Rabbit Hole

As a Broadway play, Rabbit Hole, won the Pulitzer Prize for 2007. The film version expands the stage’s limitations, yet keeps the lyrical intensity of writer David Lindsay-Abaire’s language and the painful realism of his grief-stricken characters. It’s a flawless, small film, yet so touching that it made it to my Top Ten Best List, alongside such showy productions as Inception and Shutter Island.

You might think that a man known mostly for his campy film about a transsexual punk rocker (Hedwig And The Angry Inch) is an odd choice to direct a low-key, elegant film. It turns out John Cameron Mitchell was the perfect director for it. He masterfully adds numerous theatrical touches, including outrageous humor, to make this story about sadness surprisingly delightful and upbeat.

In the garden of a storybook-pretty house, Becca (Nicole Kidman) is planting a row of flowers. Her fingers dig into the deep rich earth to place the last flower snug in its protective hole. A neighbor arrives unexpectedly, full of rehearsed cheerfulness. She accidentally steps on the flower and crushes it.

Becca stiffens in horror. The look that flits across her face indicates that she wants to strangle the flower killer. Instead she eases the woman out of her yard, dismissing her awkward apologies with a wan, courteous smile. Becca can’t help but look back at the broken flower, her shoulders slumped in sorrow. In these tiny moments, Nicole Kidman has let us know that this is the way Becca handles grief, by herself, with rage lurking just under the surface.

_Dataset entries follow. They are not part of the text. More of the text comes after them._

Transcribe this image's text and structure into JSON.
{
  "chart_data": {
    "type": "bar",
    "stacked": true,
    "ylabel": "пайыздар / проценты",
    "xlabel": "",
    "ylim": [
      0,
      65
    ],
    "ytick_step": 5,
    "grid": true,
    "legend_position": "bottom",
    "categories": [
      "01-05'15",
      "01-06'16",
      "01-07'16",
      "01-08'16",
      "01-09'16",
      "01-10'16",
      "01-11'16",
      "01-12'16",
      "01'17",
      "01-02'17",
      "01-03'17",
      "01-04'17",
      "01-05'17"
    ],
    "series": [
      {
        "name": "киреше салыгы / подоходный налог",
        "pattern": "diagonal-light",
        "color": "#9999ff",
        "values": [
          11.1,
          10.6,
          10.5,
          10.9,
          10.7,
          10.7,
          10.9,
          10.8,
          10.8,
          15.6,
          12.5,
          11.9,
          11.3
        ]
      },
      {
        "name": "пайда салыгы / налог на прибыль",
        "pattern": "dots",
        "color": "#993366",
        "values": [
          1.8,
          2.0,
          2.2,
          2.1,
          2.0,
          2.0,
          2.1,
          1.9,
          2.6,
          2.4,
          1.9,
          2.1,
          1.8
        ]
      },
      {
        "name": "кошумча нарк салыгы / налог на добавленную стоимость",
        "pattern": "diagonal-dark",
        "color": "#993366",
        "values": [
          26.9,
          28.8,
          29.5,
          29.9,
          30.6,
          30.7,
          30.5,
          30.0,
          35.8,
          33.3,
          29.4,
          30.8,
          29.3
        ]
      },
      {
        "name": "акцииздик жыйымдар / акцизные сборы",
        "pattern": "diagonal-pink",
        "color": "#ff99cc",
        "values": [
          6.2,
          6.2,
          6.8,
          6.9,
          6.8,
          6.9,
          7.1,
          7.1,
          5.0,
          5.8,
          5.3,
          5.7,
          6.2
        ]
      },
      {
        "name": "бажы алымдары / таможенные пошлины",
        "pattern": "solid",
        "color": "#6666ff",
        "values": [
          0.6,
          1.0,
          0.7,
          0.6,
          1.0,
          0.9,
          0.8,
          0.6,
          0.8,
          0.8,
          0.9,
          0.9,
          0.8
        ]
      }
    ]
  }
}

When her husband Howie (Aaron Eckhart) comes home, Becca is merrily making a gourmet meal. It smells so good, Howie tries to give her a thank-you snuggle, but she squirms away from him. From his look of misery, we know that Howie, unlike Becca, doesn’t want to keep grieving by himself. Eight months earlier their 4-year old son Danny was playing in the yard with his beloved dog. The phone rang and Becca went inside to answer it. She hadn’t noticed that Howie left the gate unlocked. The dog chased a squirrel into the street and Danny ran after him. Going a mile or two over the speed limit was a car driven by 16-year old Jason (Miles Teller). He swerved to avoid the dog, but struck and killed Danny.

At the group bereavement session that evening, Becca explodes at a couple who claim that God let leukemia kill their daughter because He wanted her to be an angel in heaven. “Why didn’t he just make one?” Becca yells. “Another angel? I mean, he’s God after all. Why didn’t he make another angel?”

Becca’s cruelty points out what Howie already knows. He seeks help from friends and outsiders, such as pot-smoking Gaby from the group (Sandra Oh), but no one can help Becca. Not her own sweet mother, Nat, (Dianne Weist) who, after eleven years is still grieving the loss of her 30-year old son. Nor her sister Izzy (Tammy Blanchard) who is blissfully pregnant.

Becca finds herself eerily drawn to an unlikely new friend — the teenager who killed her son. They meet in the park and talk. Jason shares with Becca the elaborate comic book he is drawing. Named “Rabbit Hole,” it’s the vivid story of a boy who goes into a parallel universe in search of his missing father. Could Becca find her own parallel universe?

Despite the tag line of the film, Becca learns that love does not get you through grief. Nor do friends or the advice of others. If you’re lucky to get it, the grace of God might help. And time, as her mother tells her, time changes the grief into something bearable, but time moves at its own pace, not yours. The only way to get through the rabbit hole of grief is to keep going.